A critical remote command injection vulnerability has been identified in the Sangfor Operation and Maintenance Management System. This flaw allows an unauthenticated remote attacker to execute arbitrary commands on the server by manipulating a specific function, leading to a complete system compromise, potential data theft, and unauthorized access to the managed network environment.

The vulnerability is an OS command injection flaw within the WriterHandle.getCmd function, accessible via the /isomp-protocol/protocol/getCmd endpoint. A remote attacker can send a specially crafted request manipulating the sessionPath argument. The application fails to properly sanitize this input before using it in a system command, allowing the attacker to inject and execute arbitrary operating system commands with the privileges of the web application user.

This vulnerability is rated as critical severity with a CVSS score of 9.8. Successful exploitation could lead to a complete compromise of the Sangfor Operation and Maintenance Management System, a highly privileged component within an IT infrastructure. An attacker could exfiltrate sensitive configuration data, disrupt critical operations, install malware or ransomware, and use the compromised system as a pivot point for lateral movement into the broader corporate network, posing a significant risk to organizational security and continuity.

Immediate Action: Immediately update the Sangfor Operation and Maintenance Management System to the latest version provided by the vendor (a version later than 3.0.8). After patching, thoroughly review system and access logs for any signs of compromise that may have occurred prior to the update.

Proactive Monitoring: Actively monitor web server access logs for requests to the /isomp-protocol/protocol/getCmd endpoint. Scrutinize requests where the sessionPath parameter contains shell metacharacters such as |, &, ;, $(), or backticks (`). Monitor the affected system for unexpected running processes, unauthorized outbound network connections, or newly created files in system directories.

Compensating Controls: If immediate patching is not feasible, implement a Web Application Firewall (WAF) with rules to inspect and block malicious requests targeting the vulnerable endpoint and parameter. Restrict network access to the management interface, allowing connections only from trusted IP addresses or management networks.

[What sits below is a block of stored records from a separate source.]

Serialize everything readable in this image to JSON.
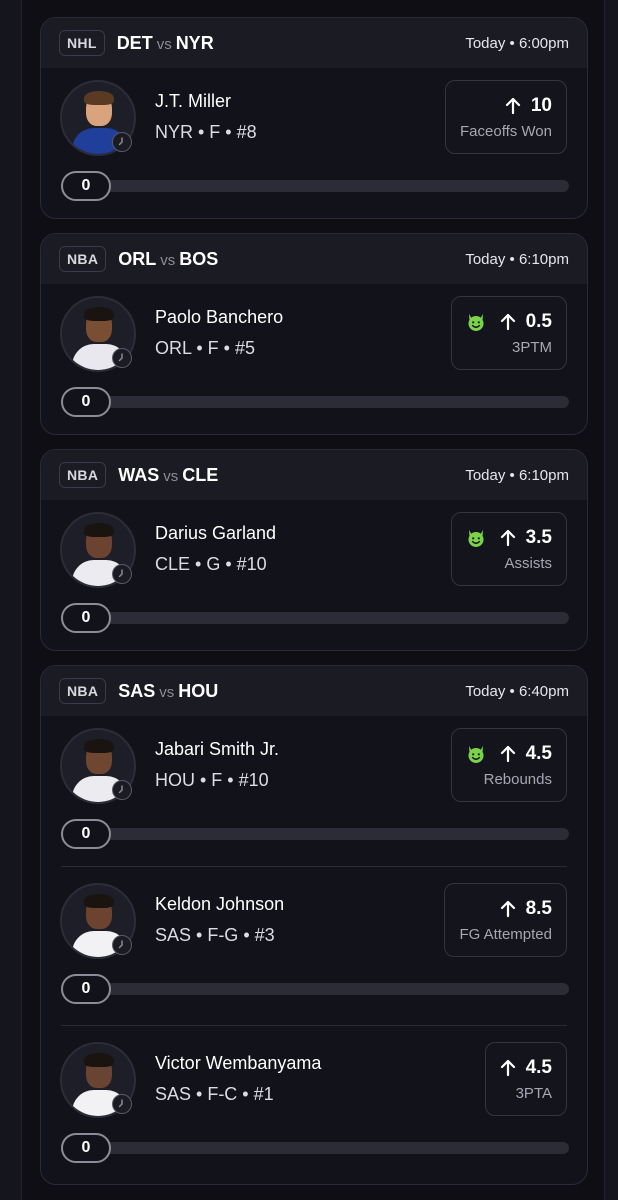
{
  "games": [
    {
      "league": "NHL",
      "home": "DET",
      "vs": "vs",
      "away": "NYR",
      "time": "Today • 6:00pm",
      "players": [
        {
          "name": "J.T. Miller",
          "meta": "NYR • F • #8",
          "direction": "up",
          "line": "10",
          "stat": "Faceoffs Won",
          "promo": false,
          "progress": "0",
          "jersey": "#1f3f9a",
          "skin": "#d9a37e",
          "hair": "#5a3a22"
        }
      ]
    },
    {
      "league": "NBA",
      "home": "ORL",
      "vs": "vs",
      "away": "BOS",
      "time": "Today • 6:10pm",
      "players": [
        {
          "name": "Paolo Banchero",
          "meta": "ORL • F • #5",
          "direction": "up",
          "line": "0.5",
          "stat": "3PTM",
          "promo": true,
          "progress": "0",
          "jersey": "#e8e8ee",
          "skin": "#7a4e33",
          "hair": "#1a1410"
        }
      ]
    },
    {
      "league": "NBA",
      "home": "WAS",
      "vs": "vs",
      "away": "CLE",
      "time": "Today • 6:10pm",
      "players": [
        {
          "name": "Darius Garland",
          "meta": "CLE • G • #10",
          "direction": "up",
          "line": "3.5",
          "stat": "Assists",
          "promo": true,
          "progress": "0",
          "jersey": "#ececf0",
          "skin": "#6b4330",
          "hair": "#1a1410"
        }
      ]
    },
    {
      "league": "NBA",
      "home": "SAS",
      "vs": "vs",
      "away": "HOU",
      "time": "Today • 6:40pm",
      "players": [
        {
          "name": "Jabari Smith Jr.",
          "meta": "HOU • F • #10",
          "direction": "up",
          "line": "4.5",
          "stat": "Rebounds",
          "promo": true,
          "progress": "0",
          "jersey": "#ececf0",
          "skin": "#6e4632",
          "hair": "#1a1410"
        },
        {
          "name": "Keldon Johnson",
          "meta": "SAS • F-G • #3",
          "direction": "up",
          "line": "8.5",
          "stat": "FG Attempted",
          "promo": false,
          "progress": "0",
          "jersey": "#f2f2f4",
          "skin": "#6b4330",
          "hair": "#1a1410"
        },
        {
          "name": "Victor Wembanyama",
          "meta": "SAS • F-C • #1",
          "direction": "up",
          "line": "4.5",
          "stat": "3PTA",
          "promo": false,
          "progress": "0",
          "jersey": "#f2f2f4",
          "skin": "#6a4432",
          "hair": "#1a1410"
        }
      ]
    }
  ],
  "colors": {
    "promo_green": "#7bd34a",
    "arrow": "#ffffff",
    "progress_track": "#2c2c36"
  }
}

Enhance egress filtering to prevent the server from making unauthorized outbound connections, which could block command-and-control communication.

Public Exploit Available: true

Given the critical CVSS score of 9.8, the remote and unauthenticated nature of the exploit, and the public availability of exploit code, this vulnerability poses an immediate and severe risk to the organization. We strongly recommend that all affected Sangfor Operation and Maintenance Management Systems be patched immediately. If a patch is not yet available, the compensating controls listed above, particularly the use of a WAF and strict network access controls, must be implemented as an urgent priority. Organizations should also initiate threat hunting activities to search for evidence of past or current compromise.